Thankfully, there are some people that are now trying to teach Toisanese over the Internet. I thought I heard that there are even some in person classes being taught in New York's Chinatown. Even though the language may be losing ground in China, there are numerous videos and websites on the Internet that are trying to keep the language alive. Here are just a few of the ones that I found.

If you do a Google search for learning Taishanese, you’ll likely come across the inspirlang.com website. They have a pretty good introductory page where you’ll learn some basics. If you want to take their 50 lesson course (click here to see the lesson plan and to register), you’ll need to sign up for it. I have not tried this yet, but it’s supposed to be free.

The website podomatic.com has free podcasts for learning Taishanese that are created by the inspirlang.com creators. Each segment is two to four minutes in length and they currently have 84 episodes that go all the way back to February of 2018.

Another website that has some audio for learning Taishanese without needing to sign up is kimavi.com. Their phrasebook, numbers, and alphabets sections (I don’t know what this means exactly since Chinese doesn’t have an alphabet as we know it) all have audio. However, their visual dictionary does not appear to have any spoken words (only transliterated words and Chinese characters).

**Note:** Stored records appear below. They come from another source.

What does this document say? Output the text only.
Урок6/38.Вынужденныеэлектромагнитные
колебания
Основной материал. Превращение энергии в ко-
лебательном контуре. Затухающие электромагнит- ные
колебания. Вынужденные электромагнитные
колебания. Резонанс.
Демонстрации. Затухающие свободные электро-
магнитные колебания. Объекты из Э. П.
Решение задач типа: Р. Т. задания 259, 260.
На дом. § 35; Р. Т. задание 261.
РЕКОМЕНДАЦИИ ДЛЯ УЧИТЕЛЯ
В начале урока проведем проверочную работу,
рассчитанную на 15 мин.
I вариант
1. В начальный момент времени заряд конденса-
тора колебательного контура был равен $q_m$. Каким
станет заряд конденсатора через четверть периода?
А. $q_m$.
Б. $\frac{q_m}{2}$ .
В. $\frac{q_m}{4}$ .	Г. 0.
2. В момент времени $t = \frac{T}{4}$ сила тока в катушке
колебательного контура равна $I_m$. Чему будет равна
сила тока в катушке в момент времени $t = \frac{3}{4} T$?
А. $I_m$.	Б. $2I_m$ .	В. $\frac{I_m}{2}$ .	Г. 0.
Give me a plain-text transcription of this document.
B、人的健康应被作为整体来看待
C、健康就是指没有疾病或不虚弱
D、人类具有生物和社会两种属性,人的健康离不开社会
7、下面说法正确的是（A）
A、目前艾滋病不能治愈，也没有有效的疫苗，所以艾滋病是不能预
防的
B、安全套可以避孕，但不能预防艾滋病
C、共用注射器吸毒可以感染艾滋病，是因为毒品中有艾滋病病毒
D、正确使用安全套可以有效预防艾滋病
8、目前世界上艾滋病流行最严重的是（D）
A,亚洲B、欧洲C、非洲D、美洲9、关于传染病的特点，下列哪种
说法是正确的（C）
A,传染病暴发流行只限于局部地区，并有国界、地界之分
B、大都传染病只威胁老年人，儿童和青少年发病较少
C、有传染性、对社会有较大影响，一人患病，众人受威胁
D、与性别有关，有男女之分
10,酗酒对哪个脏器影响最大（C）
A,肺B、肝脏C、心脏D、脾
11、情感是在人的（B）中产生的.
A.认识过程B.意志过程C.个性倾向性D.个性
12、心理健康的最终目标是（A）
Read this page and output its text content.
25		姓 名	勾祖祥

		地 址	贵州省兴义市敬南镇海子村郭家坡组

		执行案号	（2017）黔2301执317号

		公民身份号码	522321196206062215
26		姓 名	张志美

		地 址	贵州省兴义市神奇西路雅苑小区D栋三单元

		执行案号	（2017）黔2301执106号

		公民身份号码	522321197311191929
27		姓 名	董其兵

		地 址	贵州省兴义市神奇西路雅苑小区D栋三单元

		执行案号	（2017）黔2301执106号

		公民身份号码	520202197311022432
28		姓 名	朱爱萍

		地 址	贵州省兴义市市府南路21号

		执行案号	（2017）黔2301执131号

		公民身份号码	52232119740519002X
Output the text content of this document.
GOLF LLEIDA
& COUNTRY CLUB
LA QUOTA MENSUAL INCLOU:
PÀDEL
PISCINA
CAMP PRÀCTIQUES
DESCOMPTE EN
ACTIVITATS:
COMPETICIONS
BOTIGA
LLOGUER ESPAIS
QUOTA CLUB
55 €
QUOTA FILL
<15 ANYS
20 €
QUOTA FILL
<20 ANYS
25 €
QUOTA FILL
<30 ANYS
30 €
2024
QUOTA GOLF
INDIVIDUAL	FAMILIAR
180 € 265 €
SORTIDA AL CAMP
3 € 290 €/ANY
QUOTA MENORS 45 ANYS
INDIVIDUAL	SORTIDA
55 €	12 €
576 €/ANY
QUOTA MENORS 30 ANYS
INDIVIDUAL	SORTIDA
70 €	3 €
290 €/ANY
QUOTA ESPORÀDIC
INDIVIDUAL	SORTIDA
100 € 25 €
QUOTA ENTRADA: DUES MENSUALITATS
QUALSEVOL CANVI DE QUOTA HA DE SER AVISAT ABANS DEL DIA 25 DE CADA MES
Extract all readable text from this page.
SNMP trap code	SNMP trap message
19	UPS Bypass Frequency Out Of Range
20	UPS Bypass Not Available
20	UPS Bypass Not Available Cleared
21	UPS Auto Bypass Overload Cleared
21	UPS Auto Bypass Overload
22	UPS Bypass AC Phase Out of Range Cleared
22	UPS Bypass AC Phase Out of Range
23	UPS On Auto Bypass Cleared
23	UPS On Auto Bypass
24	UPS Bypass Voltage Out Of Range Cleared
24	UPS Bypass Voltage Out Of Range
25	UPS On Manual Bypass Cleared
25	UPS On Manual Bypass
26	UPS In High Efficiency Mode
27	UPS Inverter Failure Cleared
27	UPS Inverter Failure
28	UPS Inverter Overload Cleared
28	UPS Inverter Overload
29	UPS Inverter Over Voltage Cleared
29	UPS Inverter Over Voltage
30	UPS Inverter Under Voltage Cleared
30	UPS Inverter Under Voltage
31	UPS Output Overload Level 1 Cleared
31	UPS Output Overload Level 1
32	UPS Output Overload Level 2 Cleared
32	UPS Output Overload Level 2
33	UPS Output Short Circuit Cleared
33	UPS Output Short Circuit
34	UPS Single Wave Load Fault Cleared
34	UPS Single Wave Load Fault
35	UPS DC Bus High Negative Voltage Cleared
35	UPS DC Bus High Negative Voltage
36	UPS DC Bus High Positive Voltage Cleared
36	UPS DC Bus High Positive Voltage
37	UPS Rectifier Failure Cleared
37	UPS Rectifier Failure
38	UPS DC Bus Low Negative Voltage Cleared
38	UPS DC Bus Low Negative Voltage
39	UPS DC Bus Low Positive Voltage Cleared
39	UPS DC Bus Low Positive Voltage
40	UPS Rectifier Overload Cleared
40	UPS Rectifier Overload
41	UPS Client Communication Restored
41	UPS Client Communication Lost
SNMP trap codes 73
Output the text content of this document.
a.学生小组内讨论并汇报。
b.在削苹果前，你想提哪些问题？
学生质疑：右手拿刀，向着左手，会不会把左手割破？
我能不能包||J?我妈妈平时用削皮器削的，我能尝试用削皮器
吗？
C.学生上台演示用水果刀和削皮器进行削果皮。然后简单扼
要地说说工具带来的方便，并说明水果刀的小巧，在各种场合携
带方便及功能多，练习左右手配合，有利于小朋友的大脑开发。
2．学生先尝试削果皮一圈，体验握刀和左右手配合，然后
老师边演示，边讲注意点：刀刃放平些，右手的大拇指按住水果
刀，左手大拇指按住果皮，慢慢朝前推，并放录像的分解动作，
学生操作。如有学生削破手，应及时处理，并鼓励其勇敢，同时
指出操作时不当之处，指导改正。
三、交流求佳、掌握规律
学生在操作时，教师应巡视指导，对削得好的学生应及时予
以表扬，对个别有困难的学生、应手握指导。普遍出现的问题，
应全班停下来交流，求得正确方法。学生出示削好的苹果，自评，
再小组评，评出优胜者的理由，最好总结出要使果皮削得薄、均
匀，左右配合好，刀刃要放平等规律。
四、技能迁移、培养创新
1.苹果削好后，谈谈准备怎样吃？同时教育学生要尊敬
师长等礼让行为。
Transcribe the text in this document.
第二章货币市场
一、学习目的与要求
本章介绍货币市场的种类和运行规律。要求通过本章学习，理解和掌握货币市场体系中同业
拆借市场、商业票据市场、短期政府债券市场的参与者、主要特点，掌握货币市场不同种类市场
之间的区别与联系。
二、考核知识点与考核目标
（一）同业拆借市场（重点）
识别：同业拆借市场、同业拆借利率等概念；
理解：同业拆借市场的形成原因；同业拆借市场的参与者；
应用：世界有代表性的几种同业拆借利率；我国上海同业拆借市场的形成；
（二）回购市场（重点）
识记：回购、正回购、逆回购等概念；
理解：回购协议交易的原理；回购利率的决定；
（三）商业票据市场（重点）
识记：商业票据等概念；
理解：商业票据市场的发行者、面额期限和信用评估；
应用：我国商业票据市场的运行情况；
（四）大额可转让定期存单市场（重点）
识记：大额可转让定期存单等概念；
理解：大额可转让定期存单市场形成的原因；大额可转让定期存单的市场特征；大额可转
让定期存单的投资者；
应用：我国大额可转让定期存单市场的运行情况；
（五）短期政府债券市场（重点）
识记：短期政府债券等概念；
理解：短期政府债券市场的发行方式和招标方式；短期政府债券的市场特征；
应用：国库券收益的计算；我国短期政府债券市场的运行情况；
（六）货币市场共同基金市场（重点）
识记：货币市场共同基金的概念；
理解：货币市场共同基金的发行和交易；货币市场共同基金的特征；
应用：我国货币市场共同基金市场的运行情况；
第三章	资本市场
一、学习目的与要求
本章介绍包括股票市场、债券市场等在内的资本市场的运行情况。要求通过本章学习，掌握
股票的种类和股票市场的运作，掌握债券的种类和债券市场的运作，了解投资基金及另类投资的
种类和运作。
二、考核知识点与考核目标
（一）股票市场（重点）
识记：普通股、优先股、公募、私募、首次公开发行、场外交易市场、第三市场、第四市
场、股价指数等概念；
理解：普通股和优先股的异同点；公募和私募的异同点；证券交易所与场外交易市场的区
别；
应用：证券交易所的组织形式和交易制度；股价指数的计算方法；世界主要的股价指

Note that the kimavi.com website has many other languages that it tries to teach – many are Asian including Hindi, Punjabi, Gujarati, Bengali, Telugu, Sanskrit, Urdu, Korean, Pashto, Cantonese, Malayalam, Japanese, Persian, Marathi, Tamil, Kannada, Vietnamese, Thai, Tagalog, Indonesian, Malay, Chinese, and Napali. Have a look.

The last one that I will mention is a Toisanese dictionary website – Stephen-li.com. It’s not perfect, but it seems to be pretty functional for translating English into Toisanese. Check it out.

I think I’ll make the effort to look at these websites again even if I don’t plan to ever use Toisanese. When I’m missing my relatives that are no longer with me, I’ll have a listen and try to remember.